Either way, if I take a 240 sec B image, then a 240 sec V image, and then a 240 B image, why is the stacked image time not more or less the same as the V image time?

For simplicity, suppose we start exposure 1 at t=0. It then runs to t=240

exposure 2 runs from 240-480

exposure 3 runs from 480-720

E1 midpoint is t=120

E2 midpoint is t=360

E3 midpoint is t=600

Stack of E1 and E3 should have a midpoint time of (600+120)/2 = 360, same as E2.  

Looked at the headers again and examined the earlier JD as suggested. Get these results

b
2458683.5780092600

v
2458683.5808680600

b
2458683.5837615700

stacked b
2458683.5837615700

Stacked image has same JD as the final B image.

It appears to me that when VPHOT stacks it reports the image time as the start of the exposure in the image list, Unstacked images appear to me to have their time as the mid-image time.

JD in a stacked image appears to me to not be correct.

Or I am all wet. 

Peter

Affiliation
American Association of Variable Star Observers (AAVSO)
Time/JD

Hi Peter:

UTC Times seem to be calculated based on mid-point of the two images that were stacked BUT perhaps not the JD?? I will check some more to confirm this or not. Try some other images if you get a chance.

Ken

my results agree with yours

Hi Ken,

Thank you very much for the follow up on this.  I checked some more images and found that DATE-OBS (UTC date/time of exposure start (averaged)) is the averaged exposure start time. 

And that is the time that is displayed in the Date/Time column of the image list in VPHOT for the STACKED image. For the unstacked images, VPHOT displays the mid-exposure time in the Date/Time Column.

Thus, VPHOT displays exposure start time for stacked images, and mid-exposure time for unstacked images.

As for the JD's, the stacked images have the same JD (JULIAN DATE), JD_SOBS (Julian Date at start of exposure) and JD_UTC (Julian Date (UTC) at mid-exposure) as the second image. (I note that I have not experimented with more than two images for this analysis)
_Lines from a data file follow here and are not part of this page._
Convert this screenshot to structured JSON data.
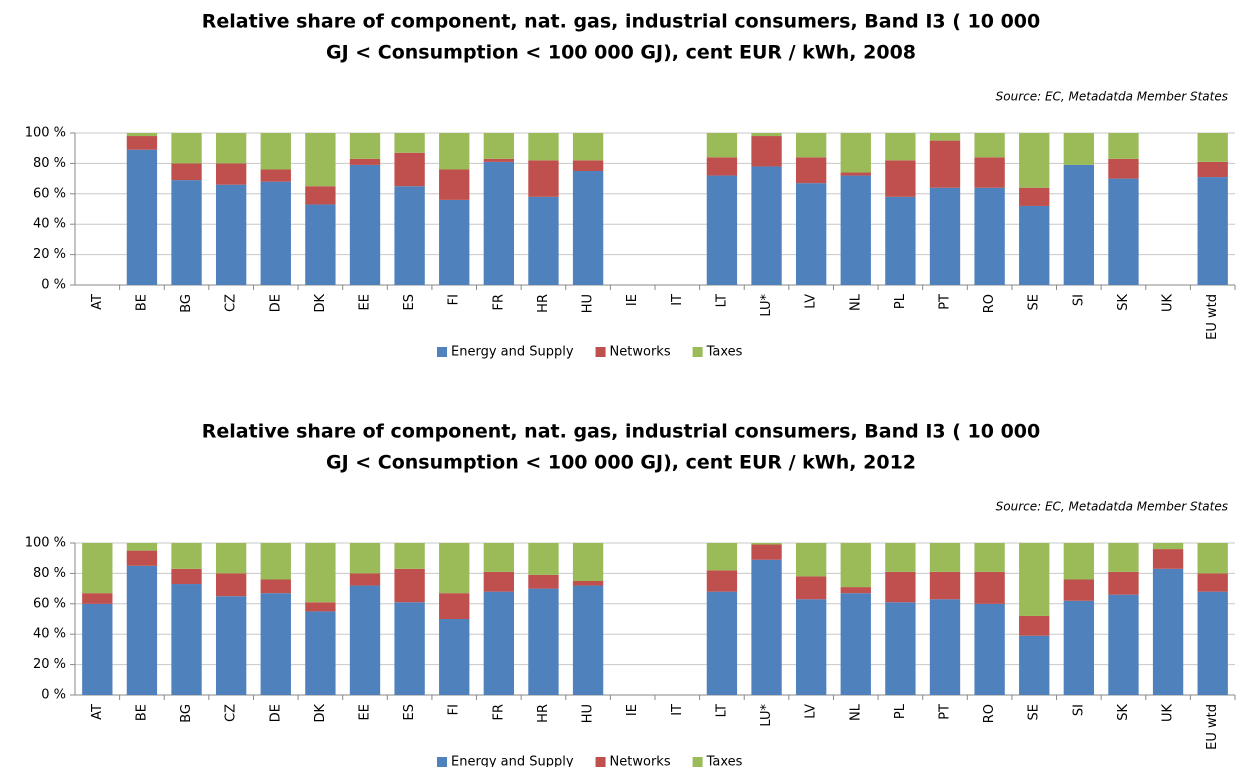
{
  "chart_data": [
    {
      "type": "bar",
      "stacked": true,
      "title": [
        "Relative share of component, nat. gas, industrial consumers, Band I3 (  10 000",
        "GJ < Consumption < 100 000 GJ), cent EUR / kWh, 2008"
      ],
      "source": "Source:  EC, Metadatda  Member States",
      "categories": [
        "AT",
        "BE",
        "BG",
        "CZ",
        "DE",
        "DK",
        "EE",
        "ES",
        "FI",
        "FR",
        "HR",
        "HU",
        "IE",
        "IT",
        "LT",
        "LU*",
        "LV",
        "NL",
        "PL",
        "PT",
        "RO",
        "SE",
        "SI",
        "SK",
        "UK",
        "EU wtd"
      ],
      "series": [
        {
          "name": "Energy and Supply",
          "color": "#4f81bd",
          "values": [
            null,
            89,
            69,
            66,
            68,
            53,
            79,
            65,
            56,
            81,
            58,
            75,
            null,
            null,
            72,
            78,
            67,
            72,
            58,
            64,
            64,
            52,
            79,
            70,
            null,
            71
          ]
        },
        {
          "name": "Networks",
          "color": "#c0504d",
          "values": [
            null,
            9,
            11,
            14,
            8,
            12,
            4,
            22,
            20,
            2,
            24,
            7,
            null,
            null,
            12,
            20,
            17,
            2,
            24,
            31,
            20,
            12,
            0,
            13,
            null,
            10
          ]
        },
        {
          "name": "Taxes",
          "color": "#9bbb59",
          "values": [
            null,
            2,
            20,
            20,
            24,
            35,
            17,
            13,
            24,
            17,
            18,
            18,
            null,
            null,
            16,
            2,
            16,
            26,
            18,
            5,
            16,
            36,
            21,
            17,
            null,
            19
          ]
        }
      ],
      "ylim": [
        0,
        100
      ],
      "yticks": [
        {
          "value": 0,
          "label": "0 %"
        },
        {
          "value": 20,
          "label": "20 %"
        },
        {
          "value": 40,
          "label": "40 %"
        },
        {
          "value": 60,
          "label": "60 %"
        },
        {
          "value": 80,
          "label": "80 %"
        },
        {
          "value": 100,
          "label": "100 %"
        }
      ],
      "grid": true,
      "legend": "bottom"
    },
    {
      "type": "bar",
      "stacked": true,
      "title": [
        "Relative share of component, nat. gas, industrial consumers, Band I3 (  10 000",
        "GJ < Consumption < 100 000 GJ), cent EUR / kWh, 2012"
      ],
      "source": "Source:  EC, Metadatda  Member States",
      "categories": [
        "AT",
        "BE",
        "BG",
        "CZ",
        "DE",
        "DK",
        "EE",
        "ES",
        "FI",
        "FR",
        "HR",
        "HU",
        "IE",
        "IT",
        "LT",
        "LU*",
        "LV",
        "NL",
        "PL",
        "PT",
        "RO",
        "SE",
        "SI",
        "SK",
        "UK",
        "EU wtd"
      ],
      "series": [
        {
          "name": "Energy and Supply",
          "color": "#4f81bd",
          "values": [
            60,
            85,
            73,
            65,
            67,
            55,
            72,
            61,
            50,
            68,
            70,
            72,
            null,
            null,
            68,
            89,
            63,
            67,
            61,
            63,
            60,
            39,
            62,
            66,
            83,
            68
          ]
        },
        {
          "name": "Networks",
          "color": "#c0504d",
          "values": [
            7,
            10,
            10,
            15,
            9,
            6,
            8,
            22,
            17,
            13,
            9,
            3,
            null,
            null,
            14,
            10,
            15,
            4,
            20,
            18,
            21,
            13,
            14,
            15,
            13,
            12
          ]
        },
        {
          "name": "Taxes",
          "color": "#9bbb59",
          "values": [
            33,
            5,
            17,
            20,
            24,
            39,
            20,
            17,
            33,
            19,
            21,
            25,
            null,
            null,
            18,
            1,
            22,
            29,
            19,
            19,
            19,
            48,
            24,
            19,
            4,
            20
          ]
        }
      ],
      "ylim": [
        0,
        100
      ],
      "yticks": [
        {
          "value": 0,
          "label": "0 %"
        },
        {
          "value": 20,
          "label": "20 %"
        },
        {
          "value": 40,
          "label": "40 %"
        },
        {
          "value": 60,
          "label": "60 %"
        },
        {
          "value": 80,
          "label": "80 %"
        },
        {
          "value": 100,
          "label": "100 %"
        }
      ],
      "grid": true,
      "legend": "bottom"
    }
  ]
}
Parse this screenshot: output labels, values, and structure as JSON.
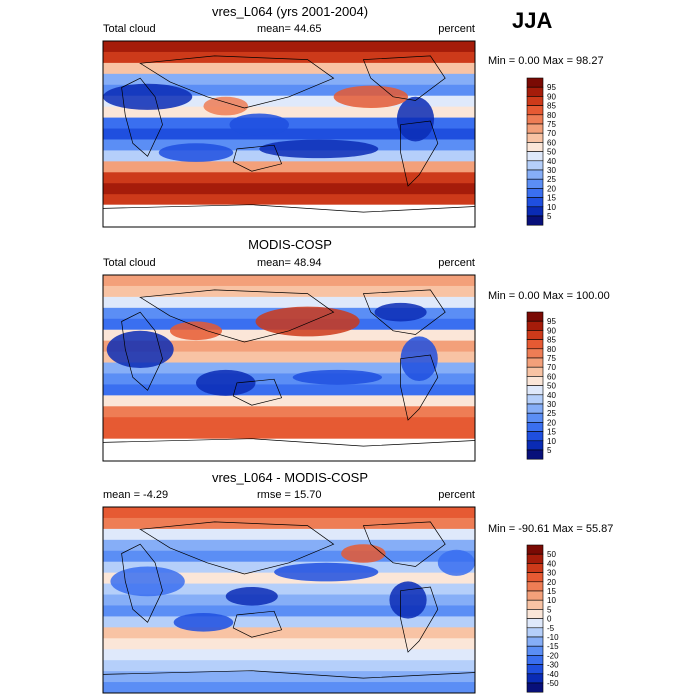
{
  "season_label": "JJA",
  "chart_data": [
    {
      "type": "heatmap",
      "title": "vres_L064 (yrs 2001-2004)",
      "left_label": "Total cloud",
      "center_label": "mean=  44.65",
      "right_label": "percent",
      "minmax_label": "Min =   0.00 Max =  98.27",
      "colorbar_levels": [
        "5",
        "10",
        "15",
        "20",
        "25",
        "30",
        "40",
        "50",
        "60",
        "70",
        "75",
        "80",
        "85",
        "90",
        "95"
      ],
      "colorbar_colors": [
        "#08107a",
        "#0a2bb5",
        "#1f4fdf",
        "#3a6ff0",
        "#5b8ef5",
        "#86aef7",
        "#b5cffa",
        "#dfe9fb",
        "#fbe6d8",
        "#f8c3a4",
        "#f3a07a",
        "#ee7d55",
        "#e65a33",
        "#cd3a1a",
        "#a51c0a",
        "#7a0a04"
      ]
    },
    {
      "type": "heatmap",
      "title": "MODIS-COSP",
      "left_label": "Total cloud",
      "center_label": "mean=  48.94",
      "right_label": "percent",
      "minmax_label": "Min =   0.00 Max = 100.00",
      "colorbar_levels": [
        "5",
        "10",
        "15",
        "20",
        "25",
        "30",
        "40",
        "50",
        "60",
        "70",
        "75",
        "80",
        "85",
        "90",
        "95"
      ],
      "colorbar_colors": [
        "#08107a",
        "#0a2bb5",
        "#1f4fdf",
        "#3a6ff0",
        "#5b8ef5",
        "#86aef7",
        "#b5cffa",
        "#dfe9fb",
        "#fbe6d8",
        "#f8c3a4",
        "#f3a07a",
        "#ee7d55",
        "#e65a33",
        "#cd3a1a",
        "#a51c0a",
        "#7a0a04"
      ]
    },
    {
      "type": "heatmap",
      "title": "vres_L064 - MODIS-COSP",
      "left_label": "mean =  -4.29",
      "center_label": "rmse =  15.70",
      "right_label": "percent",
      "minmax_label": "Min = -90.61 Max =  55.87",
      "colorbar_levels": [
        "-50",
        "-40",
        "-30",
        "-20",
        "-15",
        "-10",
        "-5",
        "0",
        "5",
        "10",
        "15",
        "20",
        "30",
        "40",
        "50"
      ],
      "colorbar_colors": [
        "#08107a",
        "#0a2bb5",
        "#1f4fdf",
        "#3a6ff0",
        "#5b8ef5",
        "#86aef7",
        "#b5cffa",
        "#dfe9fb",
        "#fbe6d8",
        "#f8c3a4",
        "#f3a07a",
        "#ee7d55",
        "#e65a33",
        "#cd3a1a",
        "#a51c0a",
        "#7a0a04"
      ]
    }
  ]
}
If I generate an AAVSO report for the single stacked image, it contains the average value of the JD_UTC of the two images it was stacked from - great news!!! Recall JD_UTC is the mid-exposure time.

However, if I do a time series analysis with the three images (two unstacked images and the stacked image created from them), the JD reported in the AAVSO report is for the start time for the stacked image but the mid-exposure time for unstacked images. This is consistent with why I started down this path in the first place - I noticed that my phase plot for the stacked images was shifted relative to that obtained with unstacked images.

Again, thanks for your attention to this matter.